Hacker News new | ask | show | jobs
by l__l 1184 days ago
So I come at this from a mathematical background --- graduate student in categorical algebra --- but I've done a couple years of SWE work, so I'm not unsympathetic to this point of view. The way I see it, when you want to reason about things like data processing (which is what a massive chunk of writing software is, moving data from form A to form B), category theory provides what is in some sense the "correct" language/framework in which to think. It's not just an abstraction circle-jerk, it's a genuinely useful perspective, particularly for guiding your mind to spot non-obvious connections between pieces of code.

The problem as I view it is that CT is first and foremost a discipline of maths. It was developed to help mathematicians, is very sophisticated, and very specialised; learning CT for SWE is taking a sledgehammer to a nut. I can't honestly recommend it as a field of study to someone who isn't interested in the problems it was developed to solve. If you don't have a solid grounding in set theory, logic, algebra, topology, etc., it's a very tough field to motivate. The vast majority of CT is of little to no relevance for SWE work. Adjunctions, for example, are absolutely fundamental to all of maths, but in truth are not really relevant for SWEs. As a result, you see people trying to teach concepts like monads without reference to them; this is slightly insane from where I'm standing...

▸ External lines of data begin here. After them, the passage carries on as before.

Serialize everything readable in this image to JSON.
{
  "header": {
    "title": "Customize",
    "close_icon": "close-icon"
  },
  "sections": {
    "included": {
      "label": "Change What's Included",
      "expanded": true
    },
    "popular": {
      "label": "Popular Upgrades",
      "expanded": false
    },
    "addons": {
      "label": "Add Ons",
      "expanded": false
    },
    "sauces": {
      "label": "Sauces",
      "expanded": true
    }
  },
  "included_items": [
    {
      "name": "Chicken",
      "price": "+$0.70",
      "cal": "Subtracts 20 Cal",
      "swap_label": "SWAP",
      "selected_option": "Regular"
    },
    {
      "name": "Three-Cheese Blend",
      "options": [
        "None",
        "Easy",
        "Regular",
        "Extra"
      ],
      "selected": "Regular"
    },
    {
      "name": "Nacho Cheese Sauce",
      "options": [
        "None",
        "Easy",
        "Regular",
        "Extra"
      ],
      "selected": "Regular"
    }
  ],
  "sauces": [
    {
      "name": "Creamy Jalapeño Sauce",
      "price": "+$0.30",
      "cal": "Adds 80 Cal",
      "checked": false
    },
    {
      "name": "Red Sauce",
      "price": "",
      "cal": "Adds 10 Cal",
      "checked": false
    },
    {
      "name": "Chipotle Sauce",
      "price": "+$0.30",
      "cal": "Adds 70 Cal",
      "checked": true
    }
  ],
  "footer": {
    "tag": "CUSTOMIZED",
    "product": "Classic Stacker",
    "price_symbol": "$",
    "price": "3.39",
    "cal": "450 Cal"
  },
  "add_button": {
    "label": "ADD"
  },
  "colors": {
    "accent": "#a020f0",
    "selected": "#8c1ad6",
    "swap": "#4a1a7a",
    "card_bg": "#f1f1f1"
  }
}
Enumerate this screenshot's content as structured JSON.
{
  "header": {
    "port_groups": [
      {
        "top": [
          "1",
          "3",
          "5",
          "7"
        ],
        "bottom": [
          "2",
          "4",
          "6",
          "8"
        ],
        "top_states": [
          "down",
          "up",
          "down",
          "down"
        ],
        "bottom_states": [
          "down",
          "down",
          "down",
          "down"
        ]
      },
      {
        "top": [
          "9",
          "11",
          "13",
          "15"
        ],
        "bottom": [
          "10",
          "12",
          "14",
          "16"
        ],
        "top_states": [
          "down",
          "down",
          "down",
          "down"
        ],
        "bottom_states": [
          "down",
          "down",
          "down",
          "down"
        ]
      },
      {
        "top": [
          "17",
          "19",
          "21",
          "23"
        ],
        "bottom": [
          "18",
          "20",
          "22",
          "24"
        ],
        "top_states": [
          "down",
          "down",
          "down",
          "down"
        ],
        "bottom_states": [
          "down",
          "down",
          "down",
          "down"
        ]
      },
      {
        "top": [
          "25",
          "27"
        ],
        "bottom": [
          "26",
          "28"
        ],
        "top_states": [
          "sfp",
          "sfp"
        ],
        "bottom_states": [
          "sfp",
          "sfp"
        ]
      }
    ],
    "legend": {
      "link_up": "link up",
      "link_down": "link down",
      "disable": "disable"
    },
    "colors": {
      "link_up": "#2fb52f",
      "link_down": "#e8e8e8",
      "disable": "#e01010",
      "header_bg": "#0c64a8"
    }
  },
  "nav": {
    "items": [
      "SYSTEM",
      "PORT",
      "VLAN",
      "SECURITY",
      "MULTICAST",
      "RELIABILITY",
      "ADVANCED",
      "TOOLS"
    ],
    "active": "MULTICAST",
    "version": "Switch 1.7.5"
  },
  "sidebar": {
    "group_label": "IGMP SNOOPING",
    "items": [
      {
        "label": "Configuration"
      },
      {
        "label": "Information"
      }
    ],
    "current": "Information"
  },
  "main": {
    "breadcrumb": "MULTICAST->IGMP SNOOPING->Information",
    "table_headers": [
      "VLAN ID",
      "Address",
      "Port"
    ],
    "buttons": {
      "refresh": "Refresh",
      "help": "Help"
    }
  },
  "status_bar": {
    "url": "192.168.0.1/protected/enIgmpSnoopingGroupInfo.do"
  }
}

Your question about whether there are things CT does that other branches didn't already do; one of the fundamental utilities of CT in pure mathematics is "making trivial things trivially trivial". That is to say, it makes it very clear which parts of your problem are local to your specific situation, and which are purely "structural" from the categorical constraints. The SWE analogy would be separating business logic from other layers. So at least for mathematicians, it absolutely does have novel utility, and has drawn links between a huge number of disparate studies that were not well-understood previously.

So if you _do_ care about posets and groups and cohomology theories, CT will genuinely open your eyes, and (albeit, this coming from someone with less working experience than yourself) it could give you a deeper, or at least different understanding of the code you're writing. Otherwise, I'm not sure it's worth putting yourself through it, tbqh.

(If you do decide to give it another go, please use a better resource than the linked post; after a quick scan it looks pretty weak)

2 comments

I think this is a good perspective - it follows the general approach in software engineering that if you're going to introduce something with a massively different approach, learning curve, and cost of adoption, it needs to come with the associated real-world benefits.

For most software stuff it would be very hard the benefit of introducing this stuff vs. what the standard paradigms that everyone already knows

Agree. If you care about abstract mathematics that is useful for developing practical software then don’t waste your time with CT.